Support Questions

Find answers, ask questions, and share your expertise

Cleaning data HDFS

avatar
Rising Star

Hi Everyone, Can you help me please.

In my cluster have 80% used  storage each nodes, I want to clean up each node but I am very worried if deleting data from /hadoop/hdfs/data folder will affect HDFS cluster. see below capacity left 1TB but capacity used 2TB, but in not have table data in my cluster

rizalt_0-1750302119893.png

Not have table in my cluster like below

rizalt_1-1750302397603.png

please suggestions for case, Can I to remove file in folder /hadoop/hdfs/data? please tell me to step by step to remove it

 

3 REPLIES 3

avatar
Expert Contributor

Hello @rizalt 

Thanks for posting your questions on Cloudera Community forum!

If I understood well, your space usage is high although it seems you don't have any data in hdfs at all.

For confirmation, could you please run this command against hdfs (make sure to have a kerberos ticket if the cluster is kerberized:

hdfs dfs -du -h /

or show me from the browse directory page, the root folder.

Finally, to answer your immediate question, please don't remove any data from  /hadoop/hdfs/data.  It is preferred to remove things using the proper tools.  We will walk you through it once we get the above information.

Regards,

JR

avatar
Rising Star

Hello @rizalt 

Do not try to delete anything on /hadoop/hdfs/data. From your query it seems you may have snapshots enabled which might be holding the blocks. Deleting the snapshots that belongs to /warehouse/tablespace/managed/hive may help to recover the space.
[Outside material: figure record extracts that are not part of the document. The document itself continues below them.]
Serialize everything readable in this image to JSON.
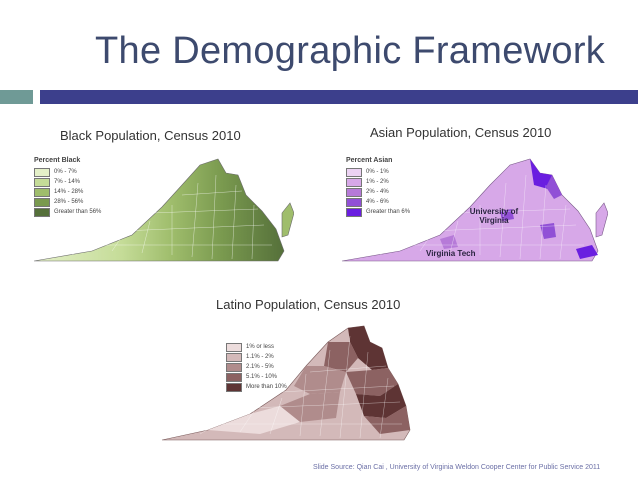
{
  "title": "The Demographic Framework",
  "panels": {
    "black": {
      "label": "Black Population, Census 2010",
      "legend_title": "Percent Black",
      "legend": [
        "0% - 7%",
        "7% - 14%",
        "14% - 28%",
        "28% - 56%",
        "Greater than 56%"
      ],
      "colors": [
        "#e4f0c8",
        "#c5dc98",
        "#9fbd6c",
        "#7a9a4f",
        "#55703a"
      ]
    },
    "asian": {
      "label": "Asian Population, Census 2010",
      "legend_title": "Percent Asian",
      "legend": [
        "0% - 1%",
        "1% - 2%",
        "2% - 4%",
        "4% - 6%",
        "Greater than 6%"
      ],
      "colors": [
        "#ecd3f3",
        "#d7a8e8",
        "#b67ad8",
        "#9150d6",
        "#6a1ee0"
      ],
      "annotations": [
        "University of Virginia",
        "Virginia Tech"
      ]
    },
    "latino": {
      "label": "Latino Population, Census 2010",
      "legend": [
        "1% or less",
        "1.1% - 2%",
        "2.1% - 5%",
        "5.1% - 10%",
        "More than 10%"
      ],
      "colors": [
        "#ecdcdc",
        "#d3b9b9",
        "#b08c8c",
        "#8c6262",
        "#5e3434"
      ]
    }
  },
  "source": "Slide Source: Qian Cai , University of Virginia Weldon Cooper Center for Public Service 2011",
  "accent_colors": {
    "title": "#3d4a6e",
    "bar_teal": "#6f9a96",
    "bar_navy": "#3c3f8c"
  }
}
You may check if the snapshot enabled for /warehourse or it child directory using below comamnd.

$ hdfs lsSnapshottableDir

If you find snapshot for this directory, you may delete it from Cloudera Manager using procedure specified in the below documentation.

https://docs.cloudera.com/runtime/7.3.1/data-protection/topics/hdfs-deleting-snapshots-cm.html

While deleting the snapshots start deleting with oldest to the newest.

 

avatar
Expert Contributor

hi @rizalt ,

from your report, you probably have snapshots enabled for this directory, so any delete in this directory will not be 100% effective unless the snapshot is also deleted.

deleting the snapshot will make it impossible to recover data if necessary.

so, on the namenode webui page, in the "snapshot" tab, check your snapshots.